Creating an access control policy to secure the new information

The previous step created an access profile, MyCompany_All. By default, only the users with a site administrator role have access to this new data. In this lesson, you update the Catalog service access control policy to state that all users have access to view this data.

About this task

The new policy defines a new action for the MyCompany_All access profile and adds the new action to the CatalogEntry all users group. The access profiles for Change, Process, and Sync are only run after the access control check on the Change, Process, or Sync action.
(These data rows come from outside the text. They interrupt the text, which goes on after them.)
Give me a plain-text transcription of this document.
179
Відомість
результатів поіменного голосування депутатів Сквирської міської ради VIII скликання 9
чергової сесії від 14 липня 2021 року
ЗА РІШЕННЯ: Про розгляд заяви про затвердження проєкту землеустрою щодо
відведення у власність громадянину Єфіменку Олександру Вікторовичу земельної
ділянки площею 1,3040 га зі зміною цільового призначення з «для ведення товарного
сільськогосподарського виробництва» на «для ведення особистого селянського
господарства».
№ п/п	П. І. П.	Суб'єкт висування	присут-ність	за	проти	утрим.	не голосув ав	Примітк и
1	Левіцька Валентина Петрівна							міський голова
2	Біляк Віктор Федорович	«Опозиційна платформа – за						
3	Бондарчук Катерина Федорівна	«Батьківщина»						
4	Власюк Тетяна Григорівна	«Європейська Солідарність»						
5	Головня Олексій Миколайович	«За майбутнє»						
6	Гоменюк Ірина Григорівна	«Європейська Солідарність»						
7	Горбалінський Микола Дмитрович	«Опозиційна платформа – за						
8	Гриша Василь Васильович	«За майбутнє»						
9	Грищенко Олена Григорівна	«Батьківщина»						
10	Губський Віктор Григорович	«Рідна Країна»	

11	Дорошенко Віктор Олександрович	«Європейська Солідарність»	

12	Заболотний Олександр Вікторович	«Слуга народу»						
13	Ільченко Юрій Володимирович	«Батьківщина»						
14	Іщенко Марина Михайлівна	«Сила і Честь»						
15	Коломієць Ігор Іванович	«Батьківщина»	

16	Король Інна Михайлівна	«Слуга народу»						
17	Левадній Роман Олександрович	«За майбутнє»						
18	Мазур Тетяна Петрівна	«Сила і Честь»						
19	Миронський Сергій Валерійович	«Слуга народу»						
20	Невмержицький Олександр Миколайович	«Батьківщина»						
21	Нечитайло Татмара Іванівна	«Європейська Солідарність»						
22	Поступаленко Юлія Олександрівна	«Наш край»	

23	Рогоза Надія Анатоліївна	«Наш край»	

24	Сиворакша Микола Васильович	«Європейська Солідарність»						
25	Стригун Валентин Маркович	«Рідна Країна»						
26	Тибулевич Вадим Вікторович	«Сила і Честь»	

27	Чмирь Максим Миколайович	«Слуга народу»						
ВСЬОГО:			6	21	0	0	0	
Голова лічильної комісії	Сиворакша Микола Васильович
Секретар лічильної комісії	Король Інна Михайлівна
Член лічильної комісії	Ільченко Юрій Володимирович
Tip: Although the previous step of the tutorial also created the MyCompany_CatalogEntry_Update and MyCompany_CatalogEntryDescription_Update access profiles, only those access profiles that are used by Get commands need to be explicitly registered.

Procedure

Create the following file: WCDE_installdir\xml\policies\xml\MyCompanyCatalogAccessControlPolicies.xml

Copy and paste the following access control policy XML into this file:

<Policies>
	<Action Name="GetCatalogEntry.MyCompany_All" CommandName="GetCatalogEntry.MyCompany_All"/>
  
	<ActionGroup Name="Catalog-CatalogEntry-AllUsers-AccessProfileActionGroup" OwnerID="RootOrganization">
		<ActionGroupAction Name="GetCatalogEntry.MyCompany_All"/>
	</ActionGroup>

</Policies>

Run the acpload command to load the access control policies:
1. Open a command prompt and go to WCDE_installdir\bin
2. Run the acpload command with the following form:
  - ```
  acpload db_host_name db_user db_password inputXMLFile (NON-NLS)
```
  Where:
  
  db_host_name
  
  The fully qualified host name of the machine that hosts the development database.
  
  db_user
  
  The name of the database user.
  
  db_password
  
  The password for your database user.
  
  inputXMLFile
  
  The XML file that contains the access control policy specification. In this case, specify MyCompanyCatalogAccessControlPolicies.xml.
- ```
acpload database db_user db_password inputXMLFile schema_name
```
    Where:
    
    database
    
    The name of the database.
    
    db_user
    
    The name of the database user.
    
    db_password
    
    The password for your database user.
    
    inputXMLFile
    
    The XML file that contains the access control policy specification. In this case, specify MyCompanyCatalogAccessControlPolicies.xml.
    
    schema_name
    
    The name of the database user who created the database and owns the schema, in uppercase.
    
    The name of the user who owns the tables.
    Example
    acpload mall dbuser dbuserpwd MyCompanyCatalogAccessControlPolicies.xml DBUSER
  - Run the acpload command with the access control policy XML file as the only parameter:
```
acpload MyCompanyCatalogAccessControlPolicies.xml
```
3. Go to the WCDE_installdir/logs directory. Inspect the acpload.log and messages.txt files to ensure that the access control policy loaded successfully. The messages.txt file might not exist if the load completed successfully. Check that the following policy files were created successfully in the WCDE_installdir/xml/policies/xml directory: MyCompanyCatalogAccessControlPolicies_idres.xml and MyCompanyCatalogAccessControlPolicies_xmltrans.xml. These two files are created as part of a successful idresgen utility process. Any other error files generated in this directory indicate that an error occurred during the loading process.